General Surgery Coding Alert

4 Tips Help You Master the 'Multiple Scope' Rule

Use caution for scopes in the same family, experts say

When your surgeon performs several scopes on the same day, you'll need to know whether one of the endoscopes was a base procedure to bill these services correctly. Experts offer four basic pointers to guide your multiple endoscopy billing.

1. Look to CPT for Scope 'Families'

Before worrying about how to apply the multiple endoscopy rule, you must first know why and when it applies.
 
The multiple endoscopy rule is CMS' method to avoid paying twice (or more) for "inclusive" services by reimbursing only a portion of any endoscope performed at the same time as another endoscope of the same basic type, says Tara L. Conklin, CPC, an instructor for CRN Institute, a coding and reimbursement institution offering courses in reimbursement, medical billing, outpatient coding certification and inpatient coding certification.
 
Here's how the rule works: CPT divides groups of similar codes into so-called "families." The first code (the base or "parent" code) describes the basic procedure. Following the base code, CPT lists any variants that "go beyond" the base code. The text definitions for these follow-up codes are indented to show their relation to the parent code, says Marvel J. Hammer, RN, CPC, CHCO, owner of MJH Consulting, a healthcare reimbursement consulting firm in Denver. The definitions include any text in the parent code prior to the semicolon. For example, consider this partial code family:

45330 - Sigmoidoscopy, flexible; diagnostic, with or without collection of specimen(s) by brushing or washing (separate procedure)

45331- ... with biopsy, single or multiple

45332 - ... with removal of foreign body

45333 - ... with removal of tumor(s), polyp(s) or other lesions(s) by hot biopsy forceps or bipolar cautery.

 

In this case, 45331, 45332 and 45333 describe more extensive procedures than the base code, 45330, which they are listed under. In other words, 45331, 45332 and 45333 include all the work involved in 45330 plus something more.
 
The multiple endoscopy rule applies only if two or more endoscopies the surgeon performs are members of the same code family, Conklin says. If the surgeon performs 45331 and 45333 during the same operative session, the multiple scope rule applies.

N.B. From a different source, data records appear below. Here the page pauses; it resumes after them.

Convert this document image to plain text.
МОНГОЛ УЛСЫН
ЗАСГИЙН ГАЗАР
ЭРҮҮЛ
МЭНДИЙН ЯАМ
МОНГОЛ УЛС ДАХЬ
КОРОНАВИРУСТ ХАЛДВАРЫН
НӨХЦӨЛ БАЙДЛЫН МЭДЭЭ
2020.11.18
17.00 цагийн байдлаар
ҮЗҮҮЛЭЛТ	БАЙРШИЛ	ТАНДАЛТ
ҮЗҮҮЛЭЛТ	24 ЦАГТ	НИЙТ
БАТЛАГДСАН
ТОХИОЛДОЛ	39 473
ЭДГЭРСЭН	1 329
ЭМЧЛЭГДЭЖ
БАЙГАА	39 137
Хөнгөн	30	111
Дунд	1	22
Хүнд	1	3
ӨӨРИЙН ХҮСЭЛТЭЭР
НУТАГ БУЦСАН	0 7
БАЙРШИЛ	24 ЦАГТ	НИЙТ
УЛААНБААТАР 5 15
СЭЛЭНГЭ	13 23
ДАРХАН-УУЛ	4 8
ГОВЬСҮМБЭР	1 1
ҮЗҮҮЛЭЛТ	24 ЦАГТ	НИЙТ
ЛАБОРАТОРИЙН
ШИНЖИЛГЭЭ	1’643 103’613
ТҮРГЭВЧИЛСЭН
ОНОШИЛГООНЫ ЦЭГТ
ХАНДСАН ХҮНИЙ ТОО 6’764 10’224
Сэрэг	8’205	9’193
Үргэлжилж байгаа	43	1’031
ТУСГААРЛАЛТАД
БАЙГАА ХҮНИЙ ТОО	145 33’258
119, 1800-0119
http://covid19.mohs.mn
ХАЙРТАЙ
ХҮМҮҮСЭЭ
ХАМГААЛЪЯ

But if he or she performs 45331 and a scope from a different code family, such as esophagoscopy with biopsy (for example, 43202), you need not worry about the multiple scope rule.

2. Always Include the 'Base' Procedure

Let's assume that the physician has performed a diagnostic sigmoidoscopy (45330) plus sigmoidoscopy with control of bleeding (45334). How does the multiple scope rule apply?
 
Remember: Follow-up codes always include the work involved in the base code, and surgical endoscopy always includes diagnostic endoscopy, Conklin says. Therefore, you would report only 45334 in this case. What about diagnostic sigmoidoscopy followed by single biopsy? Once again, you should report only the more extensive procedure - in this case, 45331.

3. No Base Procedure? Bill Both Scopes

If the surgeon performs two scopes in the same family, neither of which is the base procedure, you should report both codes. Therefore, if the surgeon performs biopsy with sigmoidoscopy followed by endoscopic removal of a foreign body, you would code both 45331 and 45332, Conklin says.
 
4. Watch Your Reimbursement

Under the multiple endoscopy rule, CMS will only pay the entire fee schedule amount for the highest-valued endoscopy in a given code family during the same operative session. CMS will reimburse any additional endoscopies in the same family by subtracting the value of the base endoscopy in that family and paying the difference.
 
The Oil-Change Analogy: If this seems confusing, look at it another way. You take your car for service at the local dealer and see a sign reading:

 Package 1: Oil change - $15
 Package 2: Oil change and tire rotation - $25
 Package 3: Oil change and replace wiper blades - $30

You order Package 3 and ask to have the tires rotated in addition. But you would not want to pay a full $25 for Package 2 in addition to the $30 for Package 3. Why pay for the oil change twice? Rather, you would expect to pay the $30 for Package 3 plus the difference between the cost of an oil change alone and the cost of an oil change with tire rotation, for a total of $40 ($30 for oil change and new wipers + [$25 for oil change and tire rotation - $15 for the cost of the "extra" oil change] = $40).
 
The situation works the same way when payers determine reimbursement for endoscopies. Because every endoscope in a given code family includes the "base" procedure, why pay for that portion of each procedure more than once?
 
For example, the surgeon performs sigmoidoscopy with tumor removal by hot forceps (45333), followed by removal of polyps by snare technique (45338). CMS will pay for the full value of the more extensive procedure (in this case, 45338, with 7.24 relative value units [RVUs]), plus the value of the second scope minus the value of the base procedure (45333 is valued at 5.84 RVUs, from which you must subtract the 2.93 RVUs allotted for the family "base" code, 45330: 5.84 - 2.93 = 2.91 RVUs). Total payment for both scopes in this case would equal 10.15 RVUs (7.24 + 2.91).